Дядя Боря не был «бараном», он никогда не кричал «Ура!» или «Расстрелять!», как это делали многие. Он, употребляя выражение Сержа Московичи, не был «человеком толпы», он смотрел на нее, на толпу, и на все вокруг с усмешкой, скепсисом, порой переходившим в сарказм.. Он достаточно перевидел, пережил, перечувствовал, чтобы, оберегая свою независимость, не поддаваться ни суете тщеславных притязаний, ни общему гипнозу. Он был философ. «Доморощенный философ», как называла его моя мать, раздраженная его скептицизмом. «Еврейский философ», как сказал бы я...

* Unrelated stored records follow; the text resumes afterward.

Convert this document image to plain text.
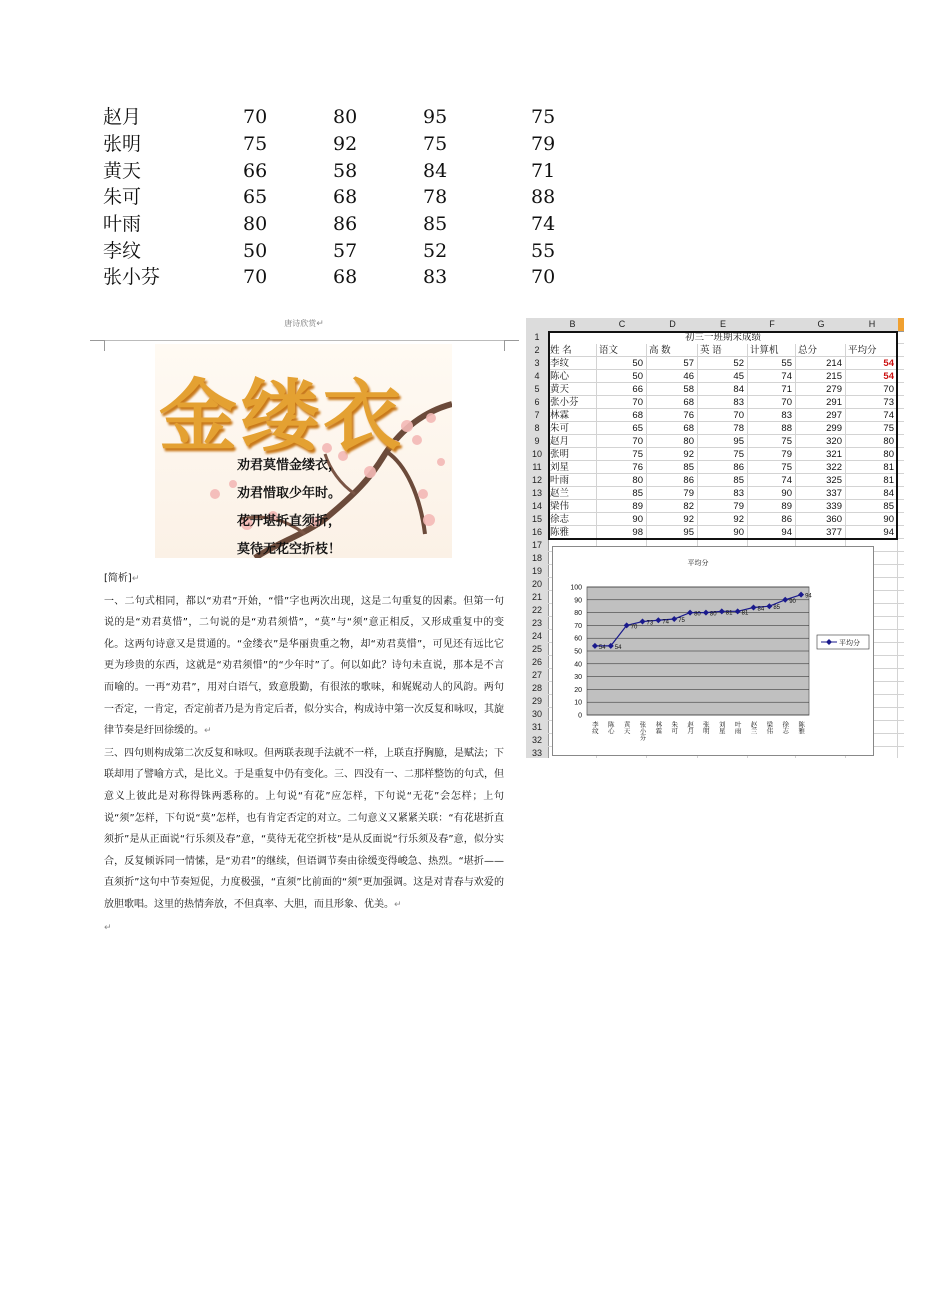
赵月	70	80	95	75
张明	75	92	75	79
黄天	66	58	84	71
朱可	65	68	78	88
叶雨	80	86	85	74
李纹	50	57	52	55
张小芬	70	68	83	70
唐诗欣赏↵
金缕衣
劝君莫惜金缕衣，
劝君惜取少年时。
花开堪折直须折，
莫待无花空折枝！

[简析]↵

一、二句式相同，都以“劝君”开始，“惜”字也两次出现，这是二句重复的因素。但第一句说的是“劝君莫惜”，二句说的是“劝君须惜”，“莫”与“须”意正相反，又形成重复中的变化。这两句诗意又是贯通的。“金缕衣”是华丽贵重之物，却“劝君莫惜”，可见还有远比它更为珍贵的东西，这就是“劝君须惜”的“少年时”了。何以如此？诗句未直说，那本是不言而喻的。一再“劝君”，用对白语气，致意殷勤，有很浓的歌味，和娓娓动人的风韵。两句一否定，一肯定，否定前者乃是为肯定后者，似分实合，构成诗中第一次反复和咏叹，其旋律节奏是纡回徐缓的。↵

三、四句则构成第二次反复和咏叹。但两联表现手法就不一样，上联直抒胸臆，是赋法；下联却用了譬喻方式，是比义。于是重复中仍有变化。三、四没有一、二那样整饬的句式，但意义上彼此是对称得铢两悉称的。上句说“有花”应怎样，下句说“无花”会怎样；上句说“须”怎样，下句说“莫”怎样，也有肯定否定的对立。二句意义又紧紧关联：“有花堪折直须折”是从正面说“行乐须及春”意，“莫待无花空折枝”是从反面说“行乐须及春”意，似分实合，反复倾诉同一情愫，是“劝君”的继续，但语调节奏由徐缓变得峻急、热烈。“堪折——直须折”这句中节奏短促，力度极强，“直须”比前面的“须”更加强调。这是对青春与欢爱的放胆歌唱。这里的热情奔放，不但真率、大胆，而且形象、优美。↵

↵

B	C	D	E	F	G	H
1
2
3
4
5
6
7
8
9
10
11
12
13
14
15
16
17
18
19
20
21
22
23
24
25
26
27
28
29
30
31
32
33
初三一班期末成绩
姓 名	语文	高 数	英 语	计算机	总分	平均分
李纹	50	57	52	55	214	54
陈心	50	46	45	74	215	54
黄天	66	58	84	71	279	70
张小芬	70	68	83	70	291	73
林霖	68	76	70	83	297	74
朱可	65	68	78	88	299	75
赵月	70	80	95	75	320	80
张明	75	92	75	79	321	80
刘星	76	85	86	75	322	81
叶雨	80	86	85	74	325	81
赵兰	85	79	83	90	337	84
梁伟	89	82	79	89	339	85
徐志	90	92	92	86	360	90
陈雅	98	95	90	94	377	94
平均分
0
10
20
30
40
50
60
70
80
90
100
54 54
70
73 74 75
80 80 81 81
84 85
90
94
李纹 陈心 黄天 张小芬 林霖 朱可 赵月 张明 刘星 叶雨 赵兰 梁伟 徐志 陈雅
平均分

Но однажды я присутствовал при его споре с человеком, принадлежавшем к поколению, находившемуся между нашими — дядибориным и моим. Речь зашла о «керосинщиках», тех, кто сжигал себя в знак протеста в саратовской тюрьме. И вообще — о тех, кто отдавал свою жизнь за мечту, за надежду на счастливое будущее для всех... Оппонент дяди Бори с рассудительно доказывал, до чего нелепы были стремления этих людей, приносивших свои жизни в жертву другим... Единственный раз видел я дядю Борю таким разгоряченным, голубые огни растопили всегдашний ледок в его глазах:
— Это было нужно... Нужно... Мы думали... И готовы были пожертвовать всем... Человек живет не только для себя... Иначе он бы не был человеком...
— И какой, скажите, во всем этом был смысл?..
Дядя Боря не ответил, только махнул рукой...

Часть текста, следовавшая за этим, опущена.